Anyone who has lost a loved one knows how hard the first year after their death can be. The year is filled with "firsts". First birthday, first Christmas, first anniversary…the list goes on and on.
I was a bit worried going into Thanksgiving. The commercials for the Macy Day Parade made me cry. My father-in-law LOVED that parade. Especially the Rockettes.
|My big, loving family….|
If the commercials made me cry, I wasn't sure how I'd get through the day. But as it turned out, I watched the Rockettes in the hotel lobby where we had just finished breakfast. My eyes misted, but no torrent of tears!
Then, we headed over to Daddy's to be with my family. My siblings were there. And my nieces and nephews. The house was full of life. And noise!
Of course we missed Mom. She's left a big hole. But she would have wanted us to get together and have fun. Well, we did. The cousins played and played. The adults talked. Or tried to anyway over all the ruckus!

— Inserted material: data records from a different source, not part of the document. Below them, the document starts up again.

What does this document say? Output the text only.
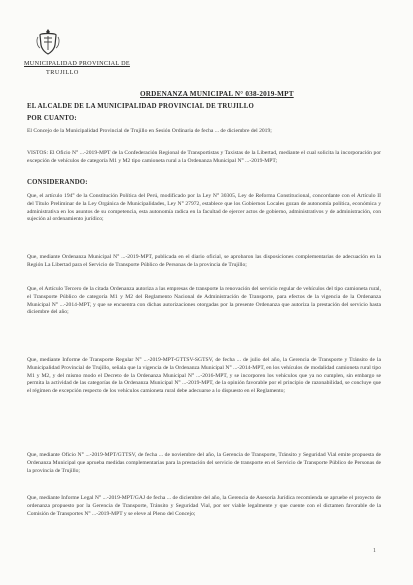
MUNICIPALIDAD PROVINCIAL DE
TRUJILLO
ORDENANZA MUNICIPAL N° 038-2019-MPT
EL ALCALDE DE LA MUNICIPALIDAD PROVINCIAL DE TRUJILLO
POR CUANTO:
El Concejo de la Municipalidad Provincial de Trujillo en Sesión Ordinaria de fecha ... de diciembre del 2019;
VISTOS: El Oficio N° ...-2019-MPT de la Confederación Regional de Transportistas y Taxistas de la Libertad, mediante el cual solicita la incorporación por excepción de vehículos de categoría M1 y M2 tipo camioneta rural a la Ordenanza Municipal N° ...-2019-MPT;
CONSIDERANDO:
Que, el artículo 194° de la Constitución Política del Perú, modificado por la Ley N° 30305, Ley de Reforma Constitucional, concordante con el Artículo II del Título Preliminar de la Ley Orgánica de Municipalidades, Ley N° 27972, establece que los Gobiernos Locales gozan de autonomía política, económica y administrativa en los asuntos de su competencia, esta autonomía radica en la facultad de ejercer actos de gobierno, administrativos y de administración, con sujeción al ordenamiento jurídico;
Que, mediante Ordenanza Municipal N° ...-2019-MPT, publicada en el diario oficial, se aprobaron las disposiciones complementarias de adecuación en la Región La Libertad para el Servicio de Transporte Público de Personas de la provincia de Trujillo;
Que, el Artículo Tercero de la citada Ordenanza autoriza a las empresas de transporte la renovación del servicio regular de vehículos del tipo camioneta rural, el Transporte Público de categoría M1 y M2 del Reglamento Nacional de Administración de Transporte, para efectos de la vigencia de la Ordenanza Municipal N° ...-2014-MPT, y que se encuentra con dichas autorizaciones otorgadas por la presente Ordenanza que autoriza la prestación del servicio hasta diciembre del año;
Que, mediante Informe de Transporte Regular N° ...-2019-MPT-GTTSV-SGTSV, de fecha ... de julio del año, la Gerencia de Transporte y Tránsito de la Municipalidad Provincial de Trujillo, señala que la vigencia de la Ordenanza Municipal N° ...-2014-MPT, en los vehículos de modalidad camioneta rural tipo M1 y M2, y del mismo modo el Decreto de la Ordenanza Municipal N° ...-2016-MPT, y se incorporen los vehículos que ya no cumplen, sin embargo se permita la actividad de las categorías de la Ordenanza Municipal N° ...-2019-MPT, de la opinión favorable por el principio de razonabilidad, se concluye que el régimen de excepción respecto de los vehículos camioneta rural debe adecuarse a lo dispuesto en el Reglamento;
Que, mediante Oficio N° ...-2019-MPT/GTTSV, de fecha ... de noviembre del año, la Gerencia de Transporte, Tránsito y Seguridad Vial emite propuesta de Ordenanza Municipal que aprueba medidas complementarias para la prestación del servicio de transporte en el Servicio de Transporte Público de Personas de la provincia de Trujillo;
Que, mediante Informe Legal N° ...-2019-MPT/GAJ de fecha ... de diciembre del año, la Gerencia de Asesoría Jurídica recomienda se apruebe el proyecto de ordenanza propuesto por la Gerencia de Transporte, Tránsito y Seguridad Vial, por ser viable legalmente y que cuente con el dictamen favorable de la Comisión de Transportes N° ...-2019-MPT y se eleve al Pleno del Concejo;
1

But you know what the cool thing is? God was good. I made it through. Yes, I cried one night. But I made it. It was hard. But God was faithful.
Now, Christmas is fast approaching. I know there will be tears. (Okay, I'm a cryer if you hadn't figured it out.) Like when I pulled out ornaments my mom had made for me. Yep. I cried.
Again, it's okay to cry. But I'm not stopping there. I get my grief out and keep going. Remembering the good times.
And I know if God could get me through Thanksgiving, He can do the same for Christmas. I'm holding on to that.
I'm praying that God will walk with you through whatever hilltop or valley you find yourself in. May you find Him faithful to walk with you. Guiding you in your life.
I sure am grateful for His presence in my life.